We can check this using the calcOccupancies()
function:
In [29]: calcOccupancies(ensemble, normed=True).min()
Out[29]: 0.3096774193548387
This shows that some residues were resolved in only 24% of the dataset. We trim the ensemble to contain residues resolved in more than 94% of the ensemble:
In [30]: ensemble = trimPDBEnsemble(ensemble, occupancy=0.94)
After trimming, another round of iterative superposition may be useful:
In [31]: ensemble.iterpose()
In [32]: ensemble
Out[32]: <PDBEnsemble: HIV-RT (155 conformations; selected 908 of 971 atoms)>
In [33]: saveEnsemble(ensemble)
Out[33]: 'HIV-RT.ens.npz'
Use buildPDBEnsemble Function¶
As mentioned at the beginning, the ensemble can be also built by
buildPDBEnsemble()
in several lines of code:
In [34]: unmapped = []
In [35]: prot = parsePDB('1dlo', subset='ca', model=1)

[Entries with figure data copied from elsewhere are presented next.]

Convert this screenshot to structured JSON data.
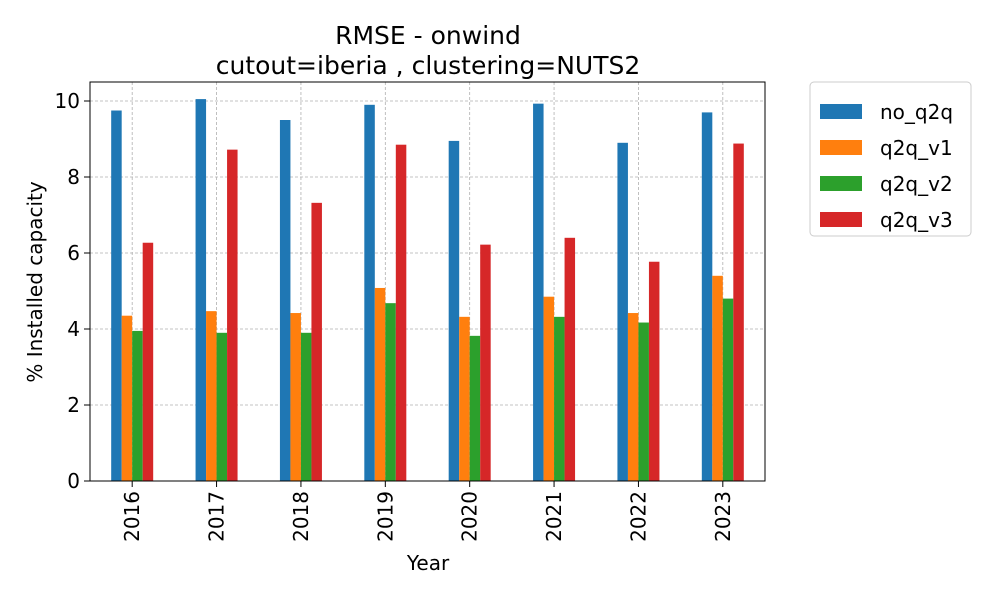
{
  "chart_data": {
    "type": "bar",
    "title": "RMSE - onwind",
    "subtitle": "cutout=iberia , clustering=NUTS2",
    "xlabel": "Year",
    "ylabel": "% Installed capacity",
    "categories": [
      "2016",
      "2017",
      "2018",
      "2019",
      "2020",
      "2021",
      "2022",
      "2023"
    ],
    "ylim": [
      0,
      10.5
    ],
    "yticks": [
      0,
      2,
      4,
      6,
      8,
      10
    ],
    "grid": true,
    "legend_position": "outside-right",
    "series": [
      {
        "name": "no_q2q",
        "color": "#1f77b4",
        "values": [
          9.75,
          10.05,
          9.5,
          9.9,
          8.95,
          9.93,
          8.9,
          9.7
        ]
      },
      {
        "name": "q2q_v1",
        "color": "#ff7f0e",
        "values": [
          4.35,
          4.47,
          4.42,
          5.08,
          4.32,
          4.85,
          4.42,
          5.4
        ]
      },
      {
        "name": "q2q_v2",
        "color": "#2ca02c",
        "values": [
          3.95,
          3.9,
          3.9,
          4.68,
          3.82,
          4.32,
          4.17,
          4.8
        ]
      },
      {
        "name": "q2q_v3",
        "color": "#d62728",
        "values": [
          6.27,
          8.72,
          7.32,
          8.85,
          6.22,
          6.4,
          5.77,
          8.88
        ]
      }
    ]
  }
}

In [36]: pdbs = parsePDB(pdb_ids, subset='ca', model=1)
In [37]: ensemble = buildPDBEnsemble(pdbs, ref=prot, title='HIV-RT', labels=pdb_ids,
....: seqid=94, coverage=85, occupancy=0.94, unmapped=unmapped)
....:
In [38]: ensemble
Out[38]: <PDBEnsemble: HIV-RT (162 conformations; selected 893 of 971 atoms)>
Perform PCA¶
Once the ensemble is ready, performing PCA
is 3 easy steps:
In [39]: pca = PCA(name)
In [40]: pca.buildCovariance(ensemble)
In [41]: pca.calcModes()
The calculated data can be saved as a compressed file using saveModel()
In [42]: saveModel(pca)
Out[42]: 'HIV-RT.pca.npz'
Plot results¶
Let’s plot RMSD from the average structure:
In [43]: plot(calcRMSD(ensemble));
In [44]: xlabel('Conformation');
In [45]: ylabel('RMSD (A)');
In [46]: title(ensemble);
Let’s show a projection of the ensemble onto PC1 and PC2:
In [47]: showProjection(ensemble, pca[:2]);
In [48]: title(ensemble);
Only some of the ProDy plotting functions are shown here. A complete list can be found in Dynamics Analysis module.